Ancora qualche anno fa, parlare di Crypto nei luoghi e nei contesti della finanza istituzionale sembrava un vero e proprio tabù. Oggi, sono al centro delle discussioni in convegni e raduni di settore, mentre guadagnano l’attenzione di un crescente manipolo di curiosi, anche negli ambienti più chiusi e conservativi.

Il quadro di monitoraggio

Il processo di avvicinamento tra la finanza tradizionale e il mondo Crypto è in corso ormai da diverso tempo. La tecnologia Blockchain alla base delle criptovalute è ormai familiare al contesto bancario, con utilizzi in corso di sviluppo nel campo dei pagamenti e in generale dell’efficientamento e dell’automatizzazione dei servizi finanziari. Non per niente, tecnologie a registro distribuito sono tra quelle in corso di sperimentazione per l’euro digitale, la Central Bank Digital Currency della Banca Centrale Europea, al momento solo in fase di preparazione.

Quanto ai crypto-asset, costituiscono una realtà con cui le banche si trovano a fare i conti in maniera crescente. Per monitorarne l’avanzamento, nel settembre del 2022, il Comitato di Basilea per la vigilanza bancaria ha varato un nuovo dataset relativo alle cripto-attività detenute dagli istituti. I dati, basati sulle dichiarazioni volontarie rilasciate da 19 soggetti, di cui 10 americani e 7 europei, fotografano uno stato di sviluppo ancora piuttosto embrionale.

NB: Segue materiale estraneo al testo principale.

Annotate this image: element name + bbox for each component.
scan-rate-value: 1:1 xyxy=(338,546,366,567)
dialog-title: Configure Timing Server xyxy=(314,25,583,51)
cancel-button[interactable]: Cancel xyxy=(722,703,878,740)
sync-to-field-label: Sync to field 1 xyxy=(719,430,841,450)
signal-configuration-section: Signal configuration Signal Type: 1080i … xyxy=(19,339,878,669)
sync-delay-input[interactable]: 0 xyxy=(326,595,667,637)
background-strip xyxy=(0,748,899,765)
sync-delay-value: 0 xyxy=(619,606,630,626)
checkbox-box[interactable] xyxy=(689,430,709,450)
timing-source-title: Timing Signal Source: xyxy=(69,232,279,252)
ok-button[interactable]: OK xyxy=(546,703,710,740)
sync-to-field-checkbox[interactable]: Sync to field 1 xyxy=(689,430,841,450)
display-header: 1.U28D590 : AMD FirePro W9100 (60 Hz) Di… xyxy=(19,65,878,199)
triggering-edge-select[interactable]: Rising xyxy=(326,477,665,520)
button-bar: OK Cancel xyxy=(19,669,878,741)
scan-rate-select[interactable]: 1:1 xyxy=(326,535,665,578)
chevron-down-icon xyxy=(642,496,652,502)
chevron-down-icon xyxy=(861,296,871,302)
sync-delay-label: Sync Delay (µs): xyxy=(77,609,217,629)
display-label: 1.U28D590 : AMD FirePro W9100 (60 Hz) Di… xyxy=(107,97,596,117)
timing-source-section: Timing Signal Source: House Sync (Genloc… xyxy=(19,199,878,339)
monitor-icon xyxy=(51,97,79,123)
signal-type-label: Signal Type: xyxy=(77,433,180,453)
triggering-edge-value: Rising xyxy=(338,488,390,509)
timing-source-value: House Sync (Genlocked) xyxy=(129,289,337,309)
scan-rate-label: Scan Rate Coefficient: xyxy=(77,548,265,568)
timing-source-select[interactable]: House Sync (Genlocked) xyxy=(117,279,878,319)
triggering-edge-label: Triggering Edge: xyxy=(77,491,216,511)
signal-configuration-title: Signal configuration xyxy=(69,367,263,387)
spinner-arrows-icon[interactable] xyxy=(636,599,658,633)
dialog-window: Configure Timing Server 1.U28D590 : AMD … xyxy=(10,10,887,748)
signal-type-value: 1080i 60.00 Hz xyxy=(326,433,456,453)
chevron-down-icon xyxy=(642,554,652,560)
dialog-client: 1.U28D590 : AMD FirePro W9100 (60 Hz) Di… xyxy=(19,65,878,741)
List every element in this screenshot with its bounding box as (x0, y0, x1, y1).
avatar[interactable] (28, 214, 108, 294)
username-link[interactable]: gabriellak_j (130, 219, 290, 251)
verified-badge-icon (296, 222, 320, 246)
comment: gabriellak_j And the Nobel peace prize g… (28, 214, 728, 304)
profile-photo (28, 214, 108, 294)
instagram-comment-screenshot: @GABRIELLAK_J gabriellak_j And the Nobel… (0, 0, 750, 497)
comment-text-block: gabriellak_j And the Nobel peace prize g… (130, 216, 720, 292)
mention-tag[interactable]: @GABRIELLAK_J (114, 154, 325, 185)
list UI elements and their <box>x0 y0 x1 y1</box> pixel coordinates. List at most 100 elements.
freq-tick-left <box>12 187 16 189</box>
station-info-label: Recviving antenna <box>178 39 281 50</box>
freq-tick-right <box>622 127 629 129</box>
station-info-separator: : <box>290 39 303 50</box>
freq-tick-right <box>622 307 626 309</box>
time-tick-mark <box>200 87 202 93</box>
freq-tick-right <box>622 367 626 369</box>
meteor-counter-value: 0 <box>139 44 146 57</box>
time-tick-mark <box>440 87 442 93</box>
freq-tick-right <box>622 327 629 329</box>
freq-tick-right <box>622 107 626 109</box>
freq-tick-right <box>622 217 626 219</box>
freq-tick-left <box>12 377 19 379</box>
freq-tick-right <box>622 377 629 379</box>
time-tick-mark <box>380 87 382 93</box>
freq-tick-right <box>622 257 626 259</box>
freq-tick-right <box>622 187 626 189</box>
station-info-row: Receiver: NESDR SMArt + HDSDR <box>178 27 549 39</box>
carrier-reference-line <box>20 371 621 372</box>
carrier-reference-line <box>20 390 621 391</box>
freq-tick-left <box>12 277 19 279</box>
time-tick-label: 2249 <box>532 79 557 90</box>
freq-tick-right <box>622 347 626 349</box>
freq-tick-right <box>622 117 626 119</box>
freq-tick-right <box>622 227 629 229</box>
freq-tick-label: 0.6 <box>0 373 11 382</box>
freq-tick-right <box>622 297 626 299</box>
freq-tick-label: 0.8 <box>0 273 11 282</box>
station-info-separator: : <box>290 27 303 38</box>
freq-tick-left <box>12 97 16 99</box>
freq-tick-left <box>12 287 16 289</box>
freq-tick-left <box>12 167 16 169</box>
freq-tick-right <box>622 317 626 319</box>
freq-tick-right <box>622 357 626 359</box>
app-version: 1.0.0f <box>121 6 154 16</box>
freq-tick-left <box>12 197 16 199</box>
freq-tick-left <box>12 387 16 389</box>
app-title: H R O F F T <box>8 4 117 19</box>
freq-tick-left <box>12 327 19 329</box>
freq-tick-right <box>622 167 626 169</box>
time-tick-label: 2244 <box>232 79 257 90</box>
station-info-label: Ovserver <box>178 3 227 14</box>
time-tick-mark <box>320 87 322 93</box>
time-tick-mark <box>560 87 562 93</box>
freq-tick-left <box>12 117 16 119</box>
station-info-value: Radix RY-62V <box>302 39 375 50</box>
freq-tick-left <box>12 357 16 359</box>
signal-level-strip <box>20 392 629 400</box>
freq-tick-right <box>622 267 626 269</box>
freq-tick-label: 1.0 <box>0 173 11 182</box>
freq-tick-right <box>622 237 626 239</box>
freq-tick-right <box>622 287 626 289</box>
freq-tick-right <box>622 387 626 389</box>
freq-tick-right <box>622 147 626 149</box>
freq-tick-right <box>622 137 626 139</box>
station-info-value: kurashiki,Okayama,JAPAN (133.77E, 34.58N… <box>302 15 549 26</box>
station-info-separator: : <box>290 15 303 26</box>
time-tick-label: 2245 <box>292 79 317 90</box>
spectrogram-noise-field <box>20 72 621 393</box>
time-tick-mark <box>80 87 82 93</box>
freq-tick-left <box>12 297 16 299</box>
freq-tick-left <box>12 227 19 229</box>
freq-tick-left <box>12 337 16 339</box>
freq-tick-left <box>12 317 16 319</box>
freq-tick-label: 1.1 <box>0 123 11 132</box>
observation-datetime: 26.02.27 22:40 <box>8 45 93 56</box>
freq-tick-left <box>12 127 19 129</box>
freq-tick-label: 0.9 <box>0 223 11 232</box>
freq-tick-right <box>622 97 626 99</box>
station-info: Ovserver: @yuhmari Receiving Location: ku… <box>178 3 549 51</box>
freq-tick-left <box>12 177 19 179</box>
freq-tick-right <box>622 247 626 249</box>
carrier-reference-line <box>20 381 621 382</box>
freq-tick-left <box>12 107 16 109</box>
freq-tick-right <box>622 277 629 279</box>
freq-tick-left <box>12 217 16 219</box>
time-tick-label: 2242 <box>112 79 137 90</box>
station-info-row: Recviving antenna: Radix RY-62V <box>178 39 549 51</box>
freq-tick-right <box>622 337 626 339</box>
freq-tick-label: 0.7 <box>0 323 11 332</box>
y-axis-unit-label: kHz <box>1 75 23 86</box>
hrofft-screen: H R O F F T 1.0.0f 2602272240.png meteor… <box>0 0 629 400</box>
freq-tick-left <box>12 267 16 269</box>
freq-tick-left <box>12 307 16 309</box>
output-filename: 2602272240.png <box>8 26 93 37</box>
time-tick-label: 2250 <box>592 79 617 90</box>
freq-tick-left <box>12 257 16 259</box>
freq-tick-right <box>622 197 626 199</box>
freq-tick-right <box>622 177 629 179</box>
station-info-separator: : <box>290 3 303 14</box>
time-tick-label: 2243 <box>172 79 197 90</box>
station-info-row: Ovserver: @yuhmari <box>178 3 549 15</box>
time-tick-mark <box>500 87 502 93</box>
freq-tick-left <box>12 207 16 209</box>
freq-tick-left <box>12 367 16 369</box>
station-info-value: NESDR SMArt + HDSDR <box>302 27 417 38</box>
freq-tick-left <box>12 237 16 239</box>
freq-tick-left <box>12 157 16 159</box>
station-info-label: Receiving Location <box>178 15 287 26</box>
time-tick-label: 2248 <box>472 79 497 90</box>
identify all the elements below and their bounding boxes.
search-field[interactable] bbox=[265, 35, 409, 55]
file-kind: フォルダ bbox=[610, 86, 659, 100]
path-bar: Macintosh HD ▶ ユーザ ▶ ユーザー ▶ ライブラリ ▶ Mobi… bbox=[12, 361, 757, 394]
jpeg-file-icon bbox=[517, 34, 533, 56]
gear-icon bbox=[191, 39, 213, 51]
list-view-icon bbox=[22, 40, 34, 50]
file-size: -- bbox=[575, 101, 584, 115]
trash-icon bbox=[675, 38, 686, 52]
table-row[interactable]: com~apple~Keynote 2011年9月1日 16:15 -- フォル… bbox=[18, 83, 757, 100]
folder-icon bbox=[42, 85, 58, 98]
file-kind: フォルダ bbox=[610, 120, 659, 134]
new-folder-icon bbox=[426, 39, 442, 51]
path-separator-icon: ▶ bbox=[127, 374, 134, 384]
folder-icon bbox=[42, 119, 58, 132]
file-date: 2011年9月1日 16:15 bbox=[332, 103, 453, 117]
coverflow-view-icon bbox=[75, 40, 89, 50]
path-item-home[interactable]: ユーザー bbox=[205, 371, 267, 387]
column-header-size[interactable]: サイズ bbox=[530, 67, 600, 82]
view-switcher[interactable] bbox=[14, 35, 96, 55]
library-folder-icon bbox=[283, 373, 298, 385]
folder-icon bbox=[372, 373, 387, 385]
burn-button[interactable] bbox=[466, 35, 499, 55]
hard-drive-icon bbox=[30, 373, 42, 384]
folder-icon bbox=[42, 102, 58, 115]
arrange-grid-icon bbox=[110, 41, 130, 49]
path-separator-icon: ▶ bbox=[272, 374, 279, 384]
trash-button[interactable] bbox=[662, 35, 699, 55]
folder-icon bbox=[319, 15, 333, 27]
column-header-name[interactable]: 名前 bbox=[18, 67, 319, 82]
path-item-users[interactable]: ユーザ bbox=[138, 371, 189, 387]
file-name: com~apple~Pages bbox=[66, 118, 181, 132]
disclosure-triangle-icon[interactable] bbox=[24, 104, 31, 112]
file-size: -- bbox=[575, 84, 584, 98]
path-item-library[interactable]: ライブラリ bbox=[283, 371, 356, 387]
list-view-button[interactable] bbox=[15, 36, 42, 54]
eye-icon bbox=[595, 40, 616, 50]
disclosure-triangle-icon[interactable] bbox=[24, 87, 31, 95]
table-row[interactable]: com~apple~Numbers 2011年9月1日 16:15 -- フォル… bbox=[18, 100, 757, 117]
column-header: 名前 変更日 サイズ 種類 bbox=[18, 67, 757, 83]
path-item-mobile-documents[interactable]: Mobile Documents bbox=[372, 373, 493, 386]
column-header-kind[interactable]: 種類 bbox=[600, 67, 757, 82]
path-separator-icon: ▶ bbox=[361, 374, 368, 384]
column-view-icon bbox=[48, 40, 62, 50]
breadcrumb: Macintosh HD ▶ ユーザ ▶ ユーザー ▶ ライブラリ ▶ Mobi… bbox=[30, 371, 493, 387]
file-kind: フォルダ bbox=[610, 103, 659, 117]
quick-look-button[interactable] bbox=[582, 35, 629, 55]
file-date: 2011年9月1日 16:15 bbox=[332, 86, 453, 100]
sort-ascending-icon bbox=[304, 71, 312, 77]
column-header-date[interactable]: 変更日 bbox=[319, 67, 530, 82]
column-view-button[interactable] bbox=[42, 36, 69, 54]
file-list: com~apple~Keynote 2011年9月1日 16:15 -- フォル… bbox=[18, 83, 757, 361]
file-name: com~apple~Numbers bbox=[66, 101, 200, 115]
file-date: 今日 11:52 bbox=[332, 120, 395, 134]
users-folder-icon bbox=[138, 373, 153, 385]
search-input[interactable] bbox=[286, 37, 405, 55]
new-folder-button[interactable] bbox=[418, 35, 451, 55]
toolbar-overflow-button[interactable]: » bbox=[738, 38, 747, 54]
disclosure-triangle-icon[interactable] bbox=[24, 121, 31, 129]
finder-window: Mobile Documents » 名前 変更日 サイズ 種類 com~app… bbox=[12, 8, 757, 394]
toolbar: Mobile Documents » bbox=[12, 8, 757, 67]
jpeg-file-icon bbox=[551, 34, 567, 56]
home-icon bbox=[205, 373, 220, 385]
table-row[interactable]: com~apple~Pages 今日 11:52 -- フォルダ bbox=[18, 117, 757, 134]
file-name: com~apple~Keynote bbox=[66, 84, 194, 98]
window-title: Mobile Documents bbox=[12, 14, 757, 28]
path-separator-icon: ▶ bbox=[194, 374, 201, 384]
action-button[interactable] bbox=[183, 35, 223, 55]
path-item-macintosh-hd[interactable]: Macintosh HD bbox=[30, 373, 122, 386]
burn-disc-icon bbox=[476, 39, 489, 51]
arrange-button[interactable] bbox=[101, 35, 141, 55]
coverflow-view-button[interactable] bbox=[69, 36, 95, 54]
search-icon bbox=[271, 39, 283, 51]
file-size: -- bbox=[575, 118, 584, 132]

Nel complesso, la percentuale di esposizione del capitale ad asset Crypto si ferma ad appena lo 0,05% del totale detenuto dalle società prese in considerazione. Lo 0,01%, se si espande il quadro a tutte le compagnie sottoposte alle verifiche previste da Basilea 3. Per giunta, più della metà delle posizioni in Crypto registrate nel dataset sono detenute da due soli istituti di credito. Per quanto riguarda, invece, il tipo di allocazione preferito, i numeri mostrano un’evidente predilezione per Bitcoin ed Ethereum. Da soli, constano dell’88,9% del totale degli asset.

Le novità regolamentari

A incoraggiare il processo di adozione di questo tipo di asset, inquadrandoli più chiaramente nel contesto normativo, arrivano le recenti novità introdotte dal legislatore europeo. In particolare, la Markets in Crypto-Assets Regulation (MiCA), pubblicata a partire dallo scorso anno, produce il primo framework regolamentare chiaro e uniforme in materia.

Entrata in vigore a scaglioni nel corso del 2024 – le ultime disposizioni si applicheranno dal 30 dicembre – la MiCA crea le concrete condizioni per l’implementazione di questo tipo di soluzioni all’interno dei portafogli dei risparmiatori bancari. In primo luogo, il regolamento circoscrive chiaramente cosa siano le crypto-attività, definite come «rappresentazioni digitali di un valore o un diritto che può essere trasferito e memorizzato elettronicamente, utilizzando un registro distribuito o una tecnologia analoga». Più nel dettaglio, ha introdotto una classificazione interna di questi strumenti, dividendoli in: token di moneta elettronica (EMT), il cui valore è legato a una singola valuta; token collegati ad attività (ART), più o meno corrispondenti alle cosiddette stablecoins e token residuali, in cui ricadono le criptovalute propriamente dette e meglio conosciute.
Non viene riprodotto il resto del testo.